Personal information
- Full name: Amirul Islam
- Born: 10 November 2005 (age 20) Faridpur, Bangladesh
- Height: 1.81 m (5 ft 11 in)
- Weight: 74 kg (163 lb)

Sport
- Sport: Field hockey
- Position: Defender

National team
- Years: Team / Caps / Goals
- 2023–: Bangladesh U21 / 24 / (36)
- 2023–: Bangladesh U22 / 5 / (9)
- 2023–: Bangladesh / 23 / (6)

= Amirul Islam (field hockey) =

Bangladeshi field hockey player

Amirul Islam (আমিরুল ইসলাম; born 10 November 2005) is a Bangladeshi professional field hockey player who plays as a defender. He is a prominent emerging talent in Bangladeshi hockey, known for his powerful and precise penalty corner conversions and is widely regarded as the primary drag-flick specialist for the Bangladesh & Bangladesh junior national team.

==Early life==
He started playing hockey at the age of 10. He was introduced to the drag-flick skill much later, during the 2019 Independence Cup, while playing for BKSP.
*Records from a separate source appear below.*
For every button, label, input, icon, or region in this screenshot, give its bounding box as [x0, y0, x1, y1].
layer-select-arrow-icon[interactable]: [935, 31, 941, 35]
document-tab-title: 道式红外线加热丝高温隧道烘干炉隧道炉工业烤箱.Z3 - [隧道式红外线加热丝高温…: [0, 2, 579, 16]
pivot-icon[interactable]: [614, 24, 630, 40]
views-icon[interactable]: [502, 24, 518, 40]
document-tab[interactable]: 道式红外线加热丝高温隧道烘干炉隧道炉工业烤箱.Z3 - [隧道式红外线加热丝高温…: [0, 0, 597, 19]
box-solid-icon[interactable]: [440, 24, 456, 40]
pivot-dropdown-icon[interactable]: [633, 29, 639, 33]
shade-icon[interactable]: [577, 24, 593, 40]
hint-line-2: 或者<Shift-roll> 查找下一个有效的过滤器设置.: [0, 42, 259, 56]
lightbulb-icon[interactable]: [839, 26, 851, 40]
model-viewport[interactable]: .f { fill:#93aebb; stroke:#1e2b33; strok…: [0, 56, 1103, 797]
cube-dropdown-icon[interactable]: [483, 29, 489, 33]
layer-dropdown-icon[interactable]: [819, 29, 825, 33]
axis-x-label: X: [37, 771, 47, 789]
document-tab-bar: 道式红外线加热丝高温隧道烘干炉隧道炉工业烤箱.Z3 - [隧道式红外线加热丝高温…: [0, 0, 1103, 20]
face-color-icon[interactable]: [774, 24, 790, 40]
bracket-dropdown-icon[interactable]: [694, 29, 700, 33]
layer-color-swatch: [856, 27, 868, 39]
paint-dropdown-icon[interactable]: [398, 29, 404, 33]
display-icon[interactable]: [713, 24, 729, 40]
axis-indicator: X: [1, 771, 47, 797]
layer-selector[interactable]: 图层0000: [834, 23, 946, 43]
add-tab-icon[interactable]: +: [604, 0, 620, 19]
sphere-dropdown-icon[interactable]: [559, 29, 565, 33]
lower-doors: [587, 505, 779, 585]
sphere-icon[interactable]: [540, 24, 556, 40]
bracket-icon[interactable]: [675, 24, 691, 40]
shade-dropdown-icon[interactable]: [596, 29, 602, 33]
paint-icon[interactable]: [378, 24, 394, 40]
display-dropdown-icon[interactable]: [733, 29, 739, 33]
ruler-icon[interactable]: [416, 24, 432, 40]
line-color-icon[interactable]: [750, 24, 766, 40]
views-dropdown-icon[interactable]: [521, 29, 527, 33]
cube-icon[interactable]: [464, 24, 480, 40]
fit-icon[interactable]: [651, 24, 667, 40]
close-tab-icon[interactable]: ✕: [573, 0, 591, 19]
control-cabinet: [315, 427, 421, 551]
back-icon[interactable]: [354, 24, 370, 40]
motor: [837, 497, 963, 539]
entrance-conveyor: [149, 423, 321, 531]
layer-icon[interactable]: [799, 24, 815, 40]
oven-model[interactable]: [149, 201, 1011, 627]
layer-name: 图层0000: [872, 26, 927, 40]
== International career ==

===Youth level===

Amirul gained international recognition during Bangladesh's debut appearance at the U21 Hockey World Cup held in Chennai, India. His performance in the opening matches earned him a spot among the tournament's leading goal scorers.

He achieved the rare feat of scoring back-to-back hat-tricks in the group stage, scoring three penalty corner goals in the team's opening match, a 3–5 loss against Australia and three more penalty corner goals, spearheading a historic 3–3 comeback draw against South Korea after Bangladesh trailed 0–3.